Sweet Potato Fries
We’ve been frying vegetables since we started serving them on our vegetable plate back at City restaurant in the 1980s. Bright orange sweet potatoes make a terrific chip or fry. For something really special, serve with cracked black pepper and lime juice mayonnaise for dipping.
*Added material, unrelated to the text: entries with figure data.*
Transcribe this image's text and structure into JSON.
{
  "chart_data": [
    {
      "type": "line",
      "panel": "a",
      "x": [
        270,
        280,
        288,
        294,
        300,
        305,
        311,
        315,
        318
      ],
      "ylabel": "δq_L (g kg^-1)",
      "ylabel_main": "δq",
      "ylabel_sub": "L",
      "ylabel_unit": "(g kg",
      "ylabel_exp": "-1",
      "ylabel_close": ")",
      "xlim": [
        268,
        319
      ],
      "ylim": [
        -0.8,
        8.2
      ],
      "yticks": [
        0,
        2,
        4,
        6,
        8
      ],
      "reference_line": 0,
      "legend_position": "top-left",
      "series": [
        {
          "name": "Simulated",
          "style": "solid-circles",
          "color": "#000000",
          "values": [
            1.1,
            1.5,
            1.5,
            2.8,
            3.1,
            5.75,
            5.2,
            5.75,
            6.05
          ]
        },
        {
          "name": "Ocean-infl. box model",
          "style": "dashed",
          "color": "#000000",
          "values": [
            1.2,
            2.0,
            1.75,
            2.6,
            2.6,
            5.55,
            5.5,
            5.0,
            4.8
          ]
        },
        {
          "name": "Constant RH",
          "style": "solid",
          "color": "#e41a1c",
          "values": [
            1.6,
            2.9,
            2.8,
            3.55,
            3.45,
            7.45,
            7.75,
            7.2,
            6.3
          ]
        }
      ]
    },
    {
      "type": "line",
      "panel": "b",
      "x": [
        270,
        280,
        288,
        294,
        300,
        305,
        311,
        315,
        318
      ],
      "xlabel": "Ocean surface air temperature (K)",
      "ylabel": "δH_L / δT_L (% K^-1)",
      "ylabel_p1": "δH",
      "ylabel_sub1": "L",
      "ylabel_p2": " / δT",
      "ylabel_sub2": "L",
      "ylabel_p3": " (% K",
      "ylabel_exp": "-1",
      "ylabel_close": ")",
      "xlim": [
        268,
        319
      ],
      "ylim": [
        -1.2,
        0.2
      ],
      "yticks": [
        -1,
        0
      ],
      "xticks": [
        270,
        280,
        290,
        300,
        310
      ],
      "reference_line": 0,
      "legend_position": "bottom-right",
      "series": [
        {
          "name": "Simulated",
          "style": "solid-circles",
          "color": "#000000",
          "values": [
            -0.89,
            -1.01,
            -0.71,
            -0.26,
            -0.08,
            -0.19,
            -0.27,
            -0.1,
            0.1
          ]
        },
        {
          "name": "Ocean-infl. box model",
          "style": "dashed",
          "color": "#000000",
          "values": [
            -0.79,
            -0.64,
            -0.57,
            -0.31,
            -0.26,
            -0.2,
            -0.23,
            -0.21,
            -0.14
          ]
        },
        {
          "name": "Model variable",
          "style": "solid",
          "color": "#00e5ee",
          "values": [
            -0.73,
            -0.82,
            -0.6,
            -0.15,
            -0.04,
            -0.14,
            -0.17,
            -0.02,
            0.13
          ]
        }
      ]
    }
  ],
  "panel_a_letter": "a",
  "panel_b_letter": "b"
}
Total Timeunder 30 minutes
OccasionCasual Dinner Party, Family Get-together, game day
Recipe Courseside dish
Dietary Considerationegg-free, gluten-free, halal, kosher, lactose-free, peanut free, soy free, tree nut free, vegan, vegetarian
Five Ingredients or LessYes
Taste and Texturecrisp, salty, sweet
Type of Dishvegetable
- Vegetable oil for deep-frying
- 3 large sweet potatoes, peeled and cut lengthwise into ¼-inch-thick julienne
- Coarse salt
Pour vegetable oil to a depth of 4 to 5 inches into a large heavy saucepan or deep-fat fryer. Heat to 360°F.
Fry the potatoes, a handful at a time, until cooked through and just lightly colored, 2 to 3 minutes. (The key to consistently good fries is to keep the oil hot. Wait for the oil to reheat between batches.) Remove with a slotted spoon and drain on paper towels. Season with salt and serve hot.